I'm trying to build a prediction model in auto-sklearn with 10 fold cross validation. My dataset has about 40k rows and 80 features. Here is my code (where X are my features and y is the continuous outcome variable):
automl = autosklearn.regression.AutoSklearnRegressor(
time_left_for_this_task=3600, per_run_time_limit=600,
resampling_strategy='cv',
resampling_strategy_arguments={'folds': 10})
automl.fit(X, y, dataset_name='unused', feat_type=feature_types)
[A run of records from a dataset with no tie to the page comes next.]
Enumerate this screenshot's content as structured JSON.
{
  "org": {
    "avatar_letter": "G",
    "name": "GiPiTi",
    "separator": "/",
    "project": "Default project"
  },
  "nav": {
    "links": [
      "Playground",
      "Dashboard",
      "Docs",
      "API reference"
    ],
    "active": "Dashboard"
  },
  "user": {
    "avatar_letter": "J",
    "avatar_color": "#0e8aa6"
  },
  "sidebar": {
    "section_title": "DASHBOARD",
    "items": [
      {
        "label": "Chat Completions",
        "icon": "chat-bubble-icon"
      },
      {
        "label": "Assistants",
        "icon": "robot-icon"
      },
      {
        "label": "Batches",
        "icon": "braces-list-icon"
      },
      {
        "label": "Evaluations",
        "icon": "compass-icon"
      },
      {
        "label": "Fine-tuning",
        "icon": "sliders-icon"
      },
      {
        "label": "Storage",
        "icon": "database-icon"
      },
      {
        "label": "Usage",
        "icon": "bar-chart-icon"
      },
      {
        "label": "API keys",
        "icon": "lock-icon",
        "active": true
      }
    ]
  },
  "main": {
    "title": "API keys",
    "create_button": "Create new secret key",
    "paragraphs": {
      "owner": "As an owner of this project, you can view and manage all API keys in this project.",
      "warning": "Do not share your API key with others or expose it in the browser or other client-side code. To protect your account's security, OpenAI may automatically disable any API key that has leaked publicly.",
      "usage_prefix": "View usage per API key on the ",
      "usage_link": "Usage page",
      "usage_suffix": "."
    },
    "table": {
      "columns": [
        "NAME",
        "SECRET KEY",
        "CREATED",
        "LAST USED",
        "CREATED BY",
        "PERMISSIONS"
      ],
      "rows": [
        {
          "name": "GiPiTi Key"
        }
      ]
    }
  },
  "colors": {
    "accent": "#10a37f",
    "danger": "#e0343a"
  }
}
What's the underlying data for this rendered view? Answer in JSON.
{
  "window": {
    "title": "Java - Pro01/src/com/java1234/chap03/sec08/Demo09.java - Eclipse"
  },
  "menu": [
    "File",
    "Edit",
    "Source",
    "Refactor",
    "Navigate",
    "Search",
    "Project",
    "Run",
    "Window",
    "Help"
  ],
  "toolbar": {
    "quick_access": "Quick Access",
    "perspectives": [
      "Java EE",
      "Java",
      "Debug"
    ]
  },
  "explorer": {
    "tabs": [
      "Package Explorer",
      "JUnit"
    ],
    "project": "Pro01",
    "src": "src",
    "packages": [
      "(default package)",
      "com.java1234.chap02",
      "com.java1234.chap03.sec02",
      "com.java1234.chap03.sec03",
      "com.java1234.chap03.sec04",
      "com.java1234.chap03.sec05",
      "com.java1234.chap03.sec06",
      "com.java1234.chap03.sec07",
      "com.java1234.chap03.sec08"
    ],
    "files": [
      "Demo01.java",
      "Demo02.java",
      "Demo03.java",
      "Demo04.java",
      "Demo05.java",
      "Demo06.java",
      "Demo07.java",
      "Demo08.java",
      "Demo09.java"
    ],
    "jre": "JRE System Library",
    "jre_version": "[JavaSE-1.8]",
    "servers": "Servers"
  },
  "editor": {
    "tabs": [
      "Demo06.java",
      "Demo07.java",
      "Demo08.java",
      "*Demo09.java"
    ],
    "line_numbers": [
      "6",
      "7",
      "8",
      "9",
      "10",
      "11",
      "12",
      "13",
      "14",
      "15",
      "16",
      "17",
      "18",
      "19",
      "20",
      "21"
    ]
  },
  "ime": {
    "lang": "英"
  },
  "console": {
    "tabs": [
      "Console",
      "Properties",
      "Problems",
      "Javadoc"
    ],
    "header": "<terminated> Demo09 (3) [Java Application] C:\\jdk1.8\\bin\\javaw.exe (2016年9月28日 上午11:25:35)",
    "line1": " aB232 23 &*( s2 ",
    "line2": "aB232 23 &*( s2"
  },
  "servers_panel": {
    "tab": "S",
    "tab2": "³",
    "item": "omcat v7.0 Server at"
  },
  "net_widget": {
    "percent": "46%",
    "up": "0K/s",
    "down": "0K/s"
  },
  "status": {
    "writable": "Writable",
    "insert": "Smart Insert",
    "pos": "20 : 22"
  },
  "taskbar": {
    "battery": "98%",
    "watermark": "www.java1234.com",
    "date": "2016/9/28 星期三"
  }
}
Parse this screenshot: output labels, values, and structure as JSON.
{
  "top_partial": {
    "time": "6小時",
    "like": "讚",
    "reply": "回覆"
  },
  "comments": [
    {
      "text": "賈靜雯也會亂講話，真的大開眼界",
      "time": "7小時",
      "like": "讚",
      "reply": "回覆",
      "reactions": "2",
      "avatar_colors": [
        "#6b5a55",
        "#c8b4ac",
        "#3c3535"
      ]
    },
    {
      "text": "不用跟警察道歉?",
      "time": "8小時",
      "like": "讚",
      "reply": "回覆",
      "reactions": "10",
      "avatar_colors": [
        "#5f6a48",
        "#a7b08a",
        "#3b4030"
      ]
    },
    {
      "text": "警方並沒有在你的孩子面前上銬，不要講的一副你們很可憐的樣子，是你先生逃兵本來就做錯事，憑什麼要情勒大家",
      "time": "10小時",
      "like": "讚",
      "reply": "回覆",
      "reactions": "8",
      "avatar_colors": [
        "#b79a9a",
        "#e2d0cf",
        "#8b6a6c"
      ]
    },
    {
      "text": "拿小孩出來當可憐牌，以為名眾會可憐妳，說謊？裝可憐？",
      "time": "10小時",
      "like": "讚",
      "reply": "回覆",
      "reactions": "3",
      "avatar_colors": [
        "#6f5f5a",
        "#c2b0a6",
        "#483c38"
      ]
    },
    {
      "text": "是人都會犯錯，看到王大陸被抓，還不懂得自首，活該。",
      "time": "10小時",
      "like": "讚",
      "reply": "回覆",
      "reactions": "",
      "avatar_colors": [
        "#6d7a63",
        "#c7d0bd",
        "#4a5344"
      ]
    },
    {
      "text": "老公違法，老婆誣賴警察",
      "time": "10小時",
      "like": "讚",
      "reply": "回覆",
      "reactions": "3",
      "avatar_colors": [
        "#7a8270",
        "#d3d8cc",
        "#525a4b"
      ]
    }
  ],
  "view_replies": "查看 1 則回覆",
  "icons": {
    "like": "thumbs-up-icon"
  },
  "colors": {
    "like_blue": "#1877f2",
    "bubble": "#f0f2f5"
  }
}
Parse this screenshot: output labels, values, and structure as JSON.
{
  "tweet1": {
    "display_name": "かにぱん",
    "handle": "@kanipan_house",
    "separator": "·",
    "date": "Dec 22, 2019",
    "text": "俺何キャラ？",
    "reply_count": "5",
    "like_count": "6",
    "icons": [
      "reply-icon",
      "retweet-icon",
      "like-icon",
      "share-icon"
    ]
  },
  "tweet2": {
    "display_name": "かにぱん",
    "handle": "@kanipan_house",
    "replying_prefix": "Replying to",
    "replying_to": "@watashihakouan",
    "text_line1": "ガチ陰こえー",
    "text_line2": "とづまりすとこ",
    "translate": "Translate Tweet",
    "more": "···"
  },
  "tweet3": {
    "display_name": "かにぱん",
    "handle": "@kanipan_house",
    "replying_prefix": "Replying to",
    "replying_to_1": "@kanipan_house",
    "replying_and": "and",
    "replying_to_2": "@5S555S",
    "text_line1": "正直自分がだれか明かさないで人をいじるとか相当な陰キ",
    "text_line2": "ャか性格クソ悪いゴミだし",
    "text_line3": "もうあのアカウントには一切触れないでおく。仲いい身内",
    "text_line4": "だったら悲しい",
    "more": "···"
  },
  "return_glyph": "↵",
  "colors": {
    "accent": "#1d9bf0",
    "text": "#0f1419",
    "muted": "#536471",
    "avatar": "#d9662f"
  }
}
automl.refit(X.copy(), y.copy())
automl.cv_results_
The output from the last line is little confusing to me
{'mean_fit_time': array([6.00111840e+02, 1.76325102e+01, 1.68442428e+01,
1.68408656e+00,
9.08970833e-01, 1.73636928e+01, 5.83850384e-01, 8.99704933e-01,
1.77676334e+01, 8.56771708e-01, 1.58957437e+02, 6.00050516e+02,
6.00073232e+02, 1.72906122e+01, 6.00116965e+02, 6.00113743e+02,
3.24114606e+02]),
'mean_test_score': array([0. , 0.2108587, 0. , 0. , 0. , 0. ,
0. , 0. , 0. , 0. , 0.2108587, 0. ,
0. , 0.2108587, 0. , 0. , 0. ]),
[results text is longer but I've deleted it due to character limits]
'rank_test_scores': array([4, 1, 4, 4, 4, 4, 4, 4, 4, 4, 1, 4, 4, 1, 4, 4, 4]),
'status': ['Timeout', 'Success', 'Memout', 'Crash', 'Memout', 'Memout', 'Crash', 'Crash', 'Crash', 'Memout', 'Success', 'Timeout', 'Crash', 'Success', 'Timeout', 'Timeout', 'Timeout']}
There is no mean_train_score and it seems that there are a lot of missings in mean_test_score. Am I doing something wrong? I get the same issue when I allow my model to run for longer. I also get a worse R2 when I run 10-fold cross validation than when I don't
Any guidance would be appreciated. Yara.